It is clear that having access to every trace of your digital presence and being able to cross-correlate them across different platforms, services and people is an enormous power, especially considering the monopolizing presence IT giants like Facebook, Google, Amazon, Apple and Microsoft can have in our daily digital life.

Of course, data, as an increasingly important asset (and often the only significant advantage over the competition) is jealousy kept private by these companies. This is completely rightful and strategically sound, but unfortunately completely in contrast with the AI democratization process.

Indeed, while from gigantic amount of data even simple algorithms can achieve incredible results, the opposite is hardly true since even the most sophisticated AI algorithm needs high-quality, high-volume data to be able to generalize to new situations. AI democratization can not work if we do not democratize data first.

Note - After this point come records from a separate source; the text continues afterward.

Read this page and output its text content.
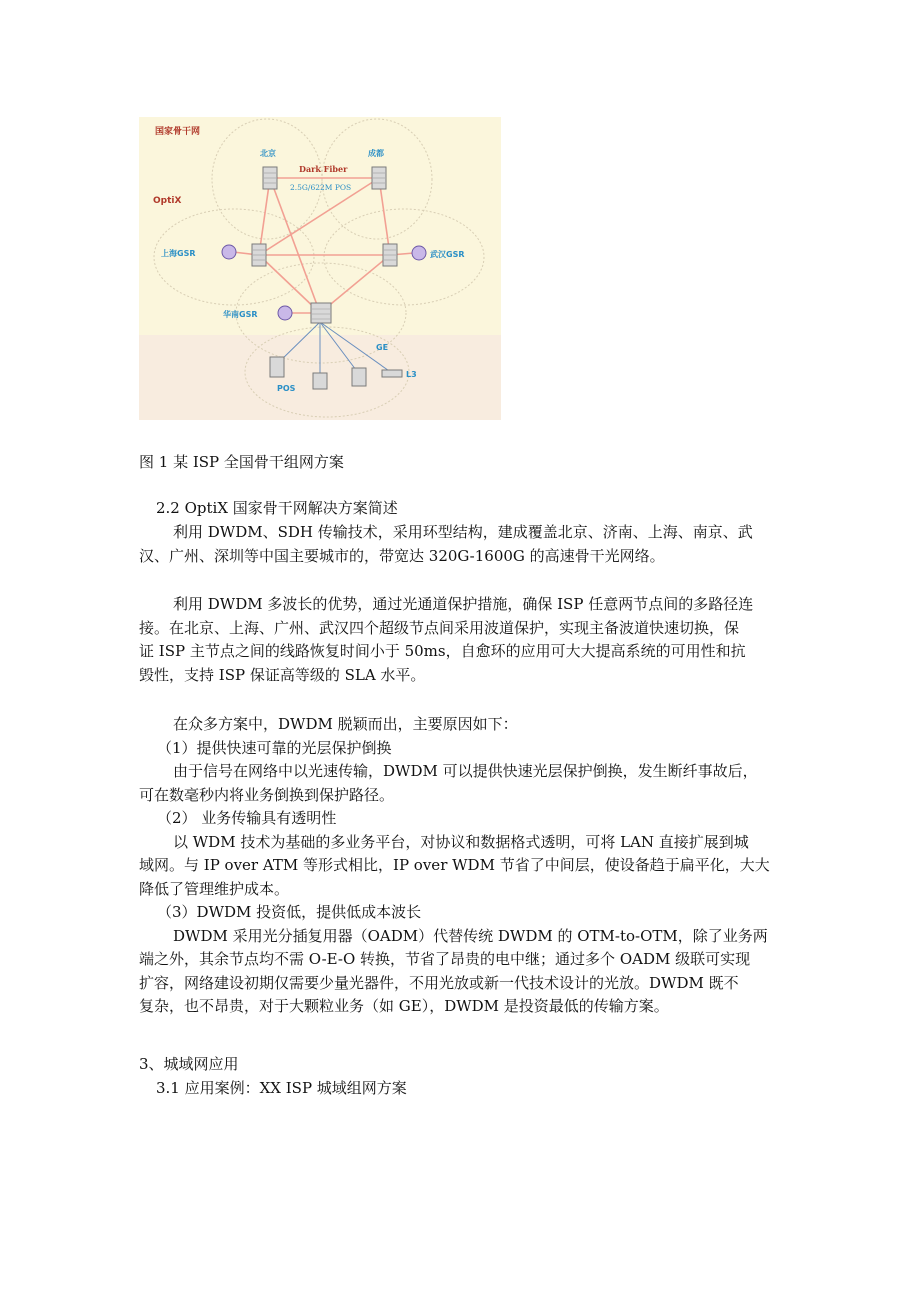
国家骨干网
OptiX
北京	成都
Dark Fiber
2.5G/622M POS
上海GSR	武汉GSR
华南GSR
GE
POS
L3
图 1 某 ISP 全国骨干组网方案
2.2 OptiX 国家骨干网解决方案简述

利用 DWDM、SDH 传输技术，采用环型结构，建成覆盖北京、济南、上海、南京、武

汉、广州、深圳等中国主要城市的，带宽达 320G-1600G 的高速骨干光网络。

利用 DWDM 多波长的优势，通过光通道保护措施，确保 ISP 任意两节点间的多路径连

接。在北京、上海、广州、武汉四个超级节点间采用波道保护，实现主备波道快速切换，保

证 ISP 主节点之间的线路恢复时间小于 50ms，自愈环的应用可大大提高系统的可用性和抗

毁性，支持 ISP 保证高等级的 SLA 水平。

在众多方案中，DWDM 脱颖而出，主要原因如下：

（1）提供快速可靠的光层保护倒换

由于信号在网络中以光速传输，DWDM 可以提供快速光层保护倒换，发生断纤事故后，

可在数毫秒内将业务倒换到保护路径。

（2） 业务传输具有透明性

以 WDM 技术为基础的多业务平台，对协议和数据格式透明，可将 LAN 直接扩展到城

域网。与 IP over ATM 等形式相比，IP over WDM 节省了中间层，使设备趋于扁平化，大大

降低了管理维护成本。

（3）DWDM 投资低，提供低成本波长

DWDM 采用光分插复用器（OADM）代替传统 DWDM 的 OTM-to-OTM，除了业务两

端之外，其余节点均不需 O-E-O 转换，节省了昂贵的电中继；通过多个 OADM 级联可实现

扩容，网络建设初期仅需要少量光器件，不用光放或新一代技术设计的光放。DWDM 既不

复杂，也不昂贵，对于大颗粒业务（如 GE），DWDM 是投资最低的传输方案。

3、城域网应用
3.1 应用案例：XX ISP 城域组网方案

Growing Disparity through the Network Effect

The “network effect” is a well-known social and economic phenomenon where an increased numbers of users improves the value of a good or service in turn attracting even more participants and triggering a virtuous cycle which becomes very difficult to break. This effect is very common and especially true in the digital market where it is possible to reach millions of users at the distance of a click.

Time needed by Internet and non-Internet products to reach 50 Million users — Copyright © TechToday

This effect makes the situation even less “democratic” enabling the enormous gathering of worldwide data (and hence Intelligence) into the hands of very few companies. Is it not scary that the entire “search engine market” is dominated by just two companies (Google and Baidu detains ~86% the entire market share)?

This means that these companies are not just far from helping the democratization process of AI but are also in the dangerous, monopolistic and unique position of deciding the future of AI for everyone else, like when and how it should employed. This has already raised many criticisms from experts of different fields like Tim Berners-Lee labeling them as tech giants as “obstacles to innovation” or George Soros who even argue about “far-reaching adverse consequences for democracy” [12].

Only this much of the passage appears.